I start with a pretty simple docker-compose.yml which contains the two services:

version: '3.3'
services:
    freshrss:
        restart: unless-stopped
        logging:
            options:
                max-size: 10m
        ports:
            - '8080:80' # Change this to your preference
        environment:
            - TZ=America/Chicago # Change to your timezone
            - 'CRON_MIN=1,31' # How often RSS feeds are checked
        volumes:
            - './data:/var/www/FreshRSS/data'
            - './extensions:/var/www/FreshRSS/extensions'
            - './config:/config'
        extra_hosts:
            - 'host.docker.internal:host-gateway'
        container_name: freshrss
        image: 'lscr.io/linuxserver/freshrss:latest'
    fivefilters-full-text-rss:
        container_name: full-text-rss
        restart: unless-stopped
        ports:
            - '8081:80' # Change this to your preference
        image: 'heussd/fivefilters-full-text-rss:latest'

Place this on your server that has Docker installed and run

docker compose up -d

This will give you two services that I’ve mentioned: FreshRSS and Full Text RSS. You’ll find them at the ports specified in the docker-compose.yml, and ideally you’ll point a reverse proxy to them to give them a domain name and https on your local network.

Creating Full Text RSS Feeds

After signing up for your local FreshRSS account, go to the Full Text RSS service’s address and paste the RSS feed url of something you wish to follow pasting a url into full text rss’s web view

After clicking Create Feed, you’ll see a preview of the scraped RSS feed. The URL of this feed will be what to add as a feed to FreshRSS.

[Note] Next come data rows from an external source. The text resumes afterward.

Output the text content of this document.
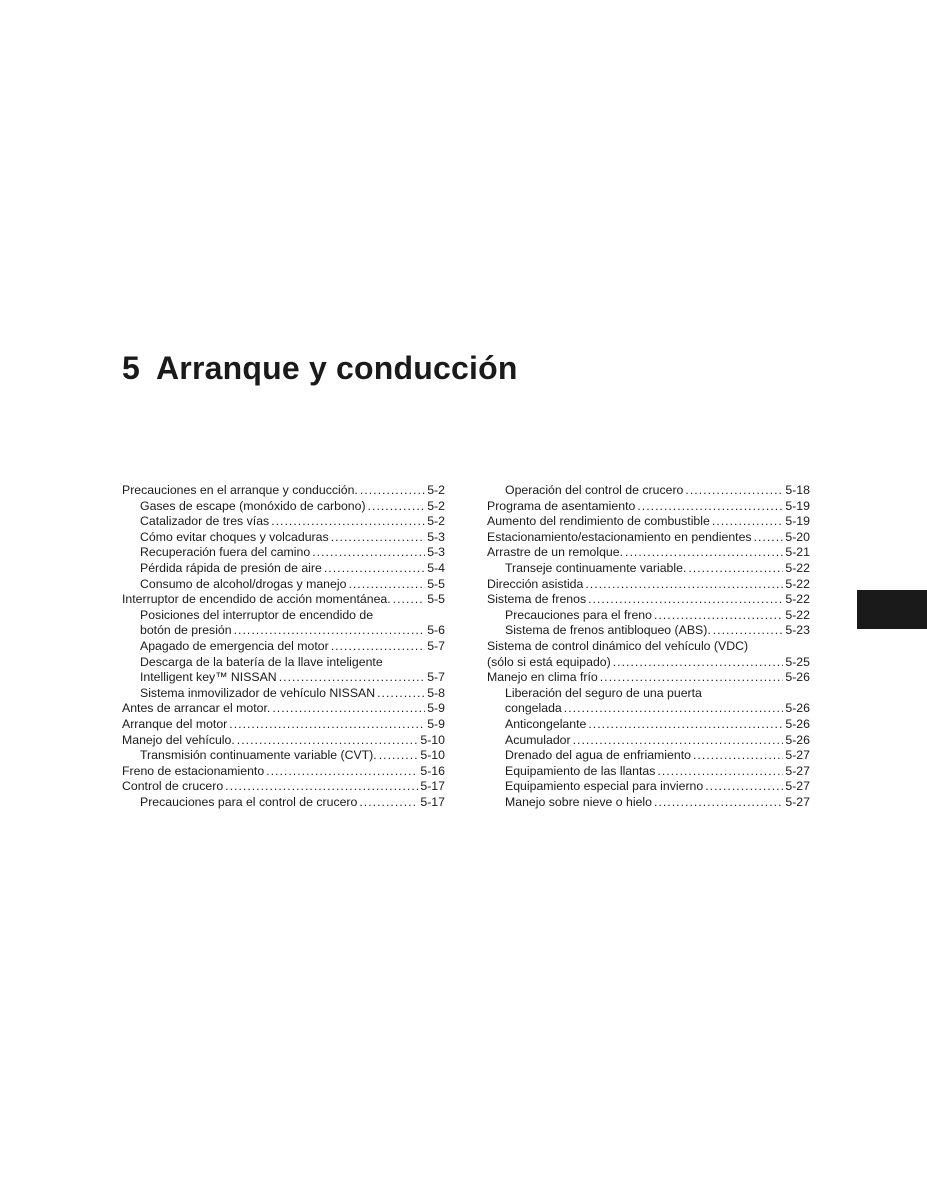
5 Arranque y conducción
Precauciones en el arranque y conducción. . . .	5-2
Gases de escape (monóxido de carbono) . . .	5-2
Catalizador de tres vías . . .	5-2
Cómo evitar choques y volcaduras . . .	5-3
Recuperación fuera del camino . . .	5-3
Pérdida rápida de presión de aire . . .	5-4
Consumo de alcohol/drogas y manejo . . .	5-5
Interruptor de encendido de acción momentánea. . . .	5-5
Posiciones del interruptor de encendido de
botón de presión . . .	5-6
Apagado de emergencia del motor . . .	5-7
Descarga de la batería de la llave inteligente
Intelligent key™ NISSAN . . .	5-7
Sistema inmovilizador de vehículo NISSAN . . .	5-8
Antes de arrancar el motor. . . .	5-9
Arranque del motor . . .	5-9
Manejo del vehículo. . . .	5-10
Transmisión continuamente variable (CVT). . . .	5-10
Freno de estacionamiento . . .	5-16
Control de crucero . . .	5-17
Precauciones para el control de crucero . . .	5-17
Operación del control de crucero . . .	5-18
Programa de asentamiento . . .	5-19
Aumento del rendimiento de combustible . . .	5-19
Estacionamiento/estacionamiento en pendientes . . .	5-20
Arrastre de un remolque. . . .	5-21
Transeje continuamente variable. . . .	5-22
Dirección asistida . . .	5-22
Sistema de frenos . . .	5-22
Precauciones para el freno . . .	5-22
Sistema de frenos antibloqueo (ABS). . . .	5-23
Sistema de control dinámico del vehículo (VDC)
(sólo si está equipado) . . .	5-25
Manejo en clima frío . . .	5-26
Liberación del seguro de una puerta
congelada . . .	5-26
Anticongelante . . .	5-26
Acumulador . . .	5-26
Drenado del agua de enfriamiento . . .	5-27
Equipamiento de las llantas . . .	5-27
Equipamiento especial para invierno . . .	5-27
Manejo sobre nieve o hielo . . .	5-27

However, since we made an internal docker network in our docker-compose file, one change I like to make is to point FreshRSS to that internal network instead of the IP or URL of the Full Text RSS service. The main reason I do this is for portability: if I move this service to another network, or change my local domain, all of my feeds will still work.

This is done by simply replacing the base domain of the Full Text RSS Service with

http://host.docker.internal:8081

Note that 8081 is the port specified for the service in the docker-compose.yml above.

Example change:

- http://192.168.100.23:8081/makefulltextfeed.php?url=...
+ http://host.docker.internal:8081/makefulltextfeed.php?url=...

We simply paste this as a new feed into FreshRSS and set a category and click Add: pasting the Full Text RSS feed into FreshRSS

That’s it! Enjoy full articles and images in your RSS feed.